Antes de visitar a Heka, Sejemjet decidió tirar la casa por la ventana. En su opinión no había mejor motivo para ello, pues regresaba hecho ya un hombre a la casa de quien un día lo recogiera. Volvía convertido en un soldado al que el dios en persona había favorecido con su distinción, algo que representaba todo un acontecimiento para el barrio en el que había crecido. El joven había decidido vender el anillo que Tutmosis le diera como agradecimiento por su valor, para comprar todo cuanto fuera grato al corazón de la anciana. Así, se presentó por la mañana a la puerta de su casa con un asno cargado de todo lo bueno que pudo encontrar. Cereales, legumbres, hortalizas, lino de la mejor calidad, aceite, miel, y hasta unas sandalias de piel, como las que llevaban los aristócratas, fueron dispuestos sobre el pollino, ya que era el momento de dar a la vieja hechicera su reconocimiento por la generosidad que había mostrado siempre con él. Con aquellos regalos nunca podría pagar cuanto había recibido de ella, pero Sejemjet se sentía feliz de ofrecer, por primera vez en su vida, algo con lo que alegrar el alma de su madre adoptiva.
—¡Selkis nos asista! —exclamó Heka al verle plantado frente a su puerta, junto a un pollino cuyas alforjas estaban rebosantes—. ¡Pero si yo nunca he usado sandalias! Mira mis pies, hijo mío, cómo has podido gastar tu pequeña fortuna en todo esto.
—Te calzarás para caminar por el barrio, madre, para que todos los vecinos sepan cuál es tu verdadera condición.
—¡Isis bendita! ¿Por qué me traes todas estas cosas?
—Hoy el Nilo se desbordó hasta tu casa, y Hapy te trajo la abundancia. Ni en cien años podría devolverte todo lo que tú me diste a mí.
—Ay, hijo, cómo dices eso. —La anciana apenas podía contener la emoción—. Pero deja que te mire. Estás hecho un hombre, y además bien guapo. Isis sapientísima, cuánta alegría —dijo abrazándose a él.
A Sejemjet se le partió el corazón al estrecharla. Aquel cuerpo menudo, consumido por los años, se le antojó tan frágil como el más fino alabastro, o acaso como una flor de loto.
—Vienes convertido en todo un héroe. Hasta aquí llegaron las noticias que hablaban de ti. Ahora eres una celebridad en el barrio, y muchos me preguntan por ti —aseguró la señora sin ocultar su orgullo—. Para ellos resulta una sorpresa, aunque tú sabes que para mí no.
—Todo se exagera, y en la conquista aún más. Sobre todo si tú eres el vencedor.
—En eso tienes razón, hijo mío —río ella—. Pero así somos los humanos.
Cuando Sejemjet terminó de descargar el burro, Heka continuaba dando loas a la celestial Enéada sin poder contenerse.

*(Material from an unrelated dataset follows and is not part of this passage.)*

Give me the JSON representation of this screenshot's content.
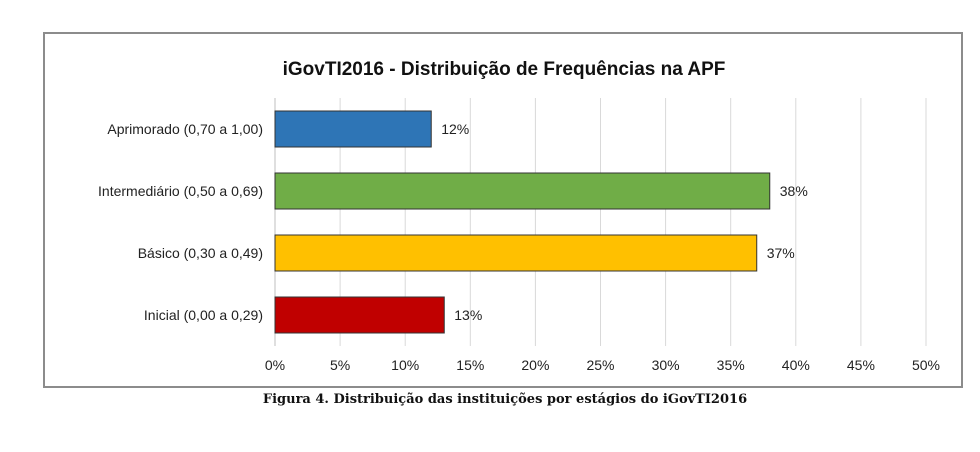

—¡Miel de El Fayum! —exclamó como una niña ante la vista de su primer juguete—. ¡Esto te habrá costado una fortuna! Sólo los príncipes la toman. —Sejemjet la observó sonriente, feliz de verla tan contenta—. Cuando sonríes eres aún más guapo. Lástima que te cueste tanto hacerlo.
El joven la volvió a abrazar.
—El pollino también es para ti —dijo cuando se apartó.